Die Vereinbarung wird auf Wirtschaftsseite getragen von IBM, Hewlett-Packard, Intel und Cisco. Zu den akademischen Pionieren gehören das Rensselaer Polytechnic Institute, das Georgia Institute of Technology sowie die Universitäten Stanford, Berkeley, Carnegie Mellon, Illinois und Texas. Die Partner verpflichten sich mit den offenen Kollaborationsregeln, das bei der Zusammenarbeit geschaffene geistige Eigentum sowohl für den akademischen als auch den kommerziellen Einsatz "für alle Mitglieder der Öffentlichkeit" freizugeben.
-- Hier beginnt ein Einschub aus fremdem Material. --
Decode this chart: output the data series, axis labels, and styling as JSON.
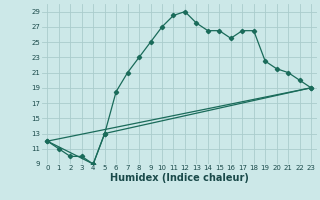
{
  "xlabel": "Humidex (Indice chaleur)",
  "bg_color": "#cce8e8",
  "grid_color": "#aacccc",
  "line_color": "#1a6b5a",
  "xlim": [
    -0.5,
    23.5
  ],
  "ylim": [
    9,
    30
  ],
  "xticks": [
    0,
    1,
    2,
    3,
    4,
    5,
    6,
    7,
    8,
    9,
    10,
    11,
    12,
    13,
    14,
    15,
    16,
    17,
    18,
    19,
    20,
    21,
    22,
    23
  ],
  "yticks": [
    9,
    11,
    13,
    15,
    17,
    19,
    21,
    23,
    25,
    27,
    29
  ],
  "line1_x": [
    0,
    1,
    2,
    3,
    4,
    5,
    6,
    7,
    8,
    9,
    10,
    11,
    12,
    13,
    14,
    15,
    16,
    17,
    18,
    19,
    20,
    21,
    22,
    23
  ],
  "line1_y": [
    12,
    11,
    10,
    10,
    9,
    13,
    18.5,
    21,
    23,
    25,
    27,
    28.5,
    29,
    27.5,
    26.5,
    26.5,
    25.5,
    26.5,
    26.5,
    22.5,
    21.5,
    21,
    20,
    19
  ],
  "line2_x": [
    0,
    4,
    5,
    23
  ],
  "line2_y": [
    12,
    9,
    13,
    19
  ],
  "line3_x": [
    0,
    23
  ],
  "line3_y": [
    12,
    19
  ],
  "xlabel_fontsize": 7,
  "tick_fontsize": 5
}
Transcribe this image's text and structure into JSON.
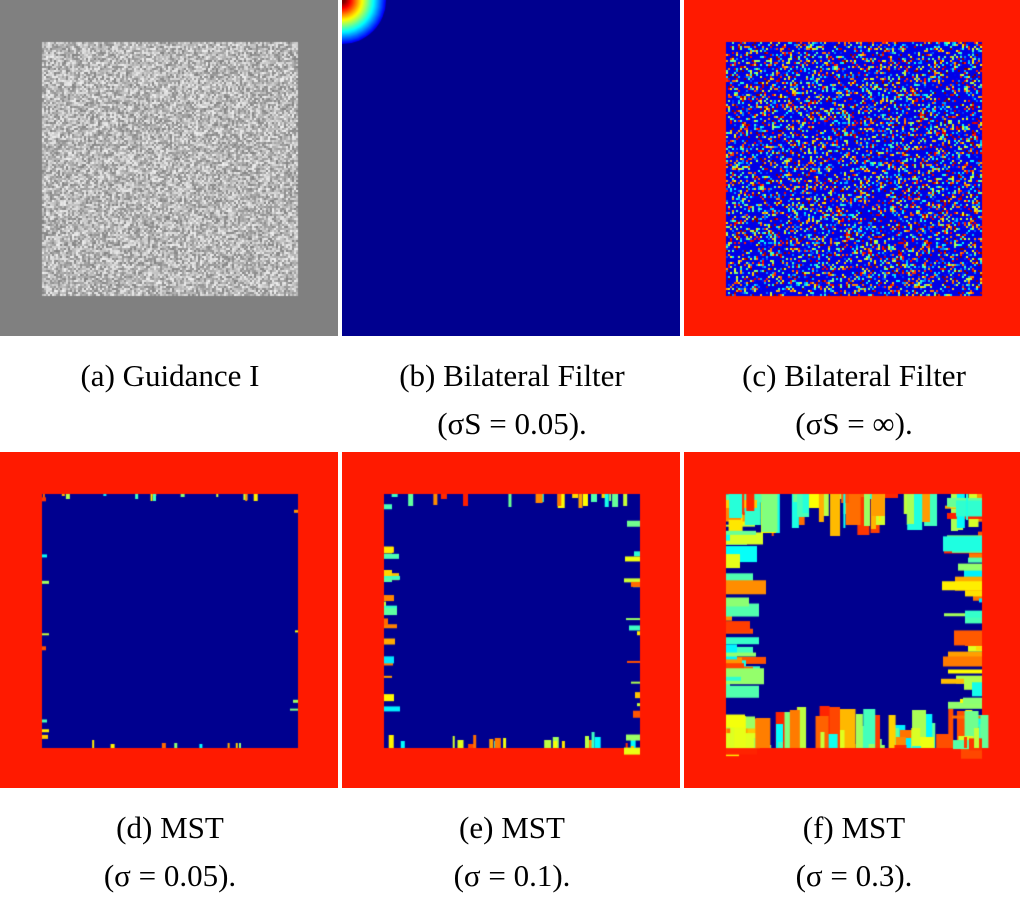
{
  "figure": {
    "panels": [
      {
        "id": "a",
        "caption": [
          "(a) Guidance I"
        ]
      },
      {
        "id": "b",
        "caption": [
          "(b) Bilateral Filter",
          "(σS = 0.05)."
        ]
      },
      {
        "id": "c",
        "caption": [
          "(c) Bilateral Filter",
          "(σS = ∞)."
        ]
      },
      {
        "id": "d",
        "caption": [
          "(d) MST",
          "(σ = 0.05)."
        ]
      },
      {
        "id": "e",
        "caption": [
          "(e) MST",
          "(σ = 0.1)."
        ]
      },
      {
        "id": "f",
        "caption": [
          "(f) MST",
          "(σ = 0.3)."
        ]
      }
    ],
    "colors": {
      "gray": "#808080",
      "red": "#ff1a00",
      "navy": "#00008f"
    }
  }
}
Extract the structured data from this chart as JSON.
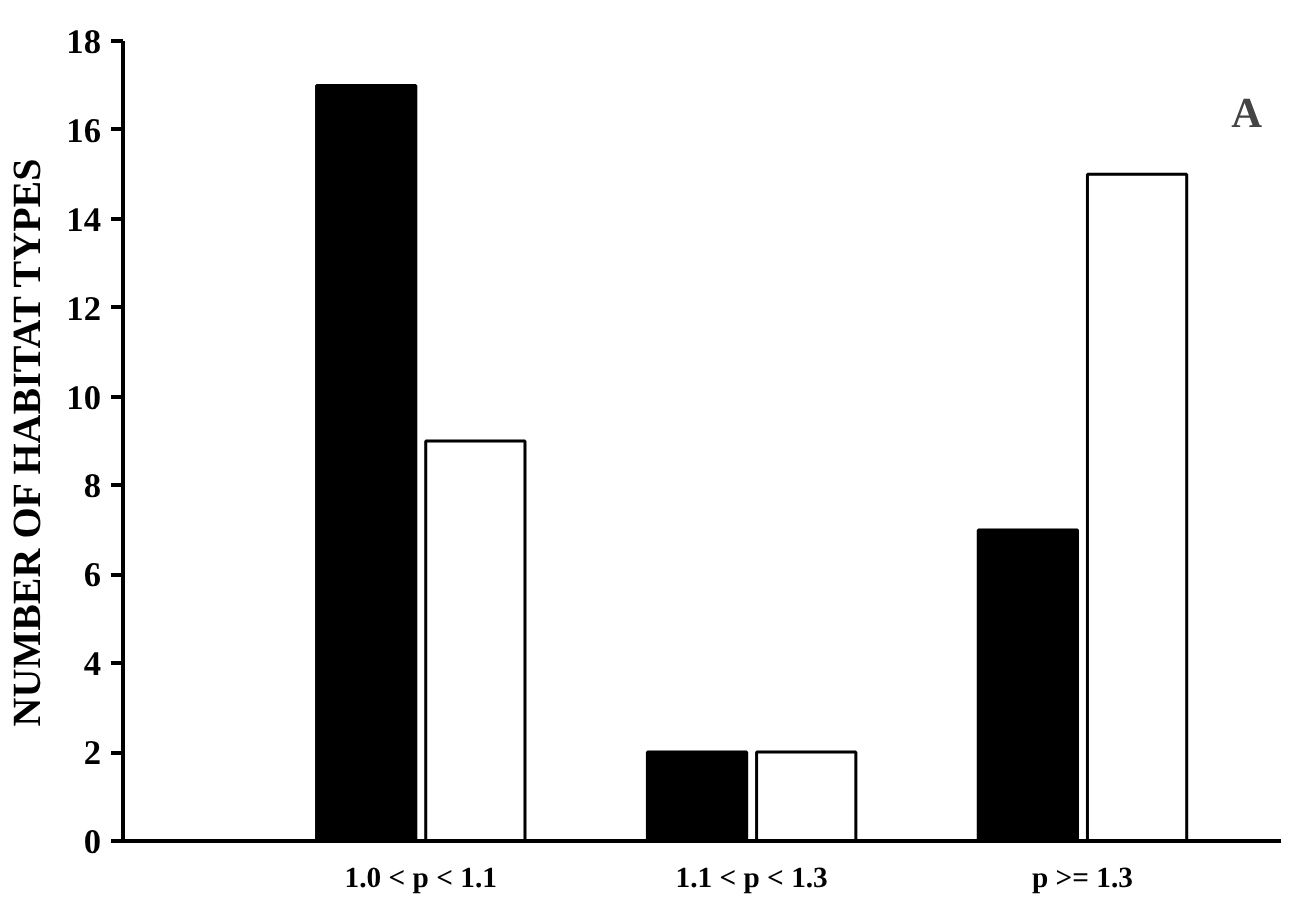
{
  "chart_data": {
    "type": "bar",
    "ylabel": "NUMBER OF HABITAT TYPES",
    "categories": [
      "1.0 < p < 1.1",
      "1.1 < p < 1.3",
      "p >= 1.3"
    ],
    "series": [
      {
        "color": "#000000",
        "values": [
          17,
          2,
          7
        ]
      },
      {
        "color": "#ffffff",
        "values": [
          9,
          2,
          15
        ]
      }
    ],
    "ylim": [
      0,
      18
    ],
    "yticks": [
      0,
      2,
      4,
      6,
      8,
      10,
      12,
      14,
      16,
      18
    ],
    "grid": false,
    "annotations": [
      "A"
    ]
  }
}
Bedingung ist, dass die an sich geschützten Entwicklungen in offene Entwicklungen wie Open-Source-Projekte und Standards der Software-Industrie einfließen oder mit ihrer Hilfe die Interoperabilität zwischen Computerprogrammen verbessert wird.

Konkret verpflichten sich die Beteiligten, zum einen, Patente oder Patentanträge kostenlos für die Implementierung der davon betroffenen Standards oder Software zur Verfügung zu stellen. Dafür soll es in der Regel ausreichen, die entsprechenden Code-Eingaben für die Allmende unter eine frei zu wählende Open-Source-Lizenz zu stellen. Auch auf Tantiemen für Urheberrechte verzichten die Kooperationspartner gemäß der Vereinbarung, insofern sie selbst darüber entscheiden können. Falls die Einhaltung dieser Regeln einmal nicht möglich sein soll, sind die anderen Teilnehmer an der Forschungsallmende "zeitnah" darüber zu informieren. Dazu kommen Schutzmechanismen gegen Missbrauch: Sollte ein Nutznießer der Öffentlichkeit sich dazu entschließen, mit Hilfe eigener geistiger Eigentumsrechte gegen das offene Kollaborationsprojekt vorzugehen, werden ihm seine Nutzungsprivilegien entzogen.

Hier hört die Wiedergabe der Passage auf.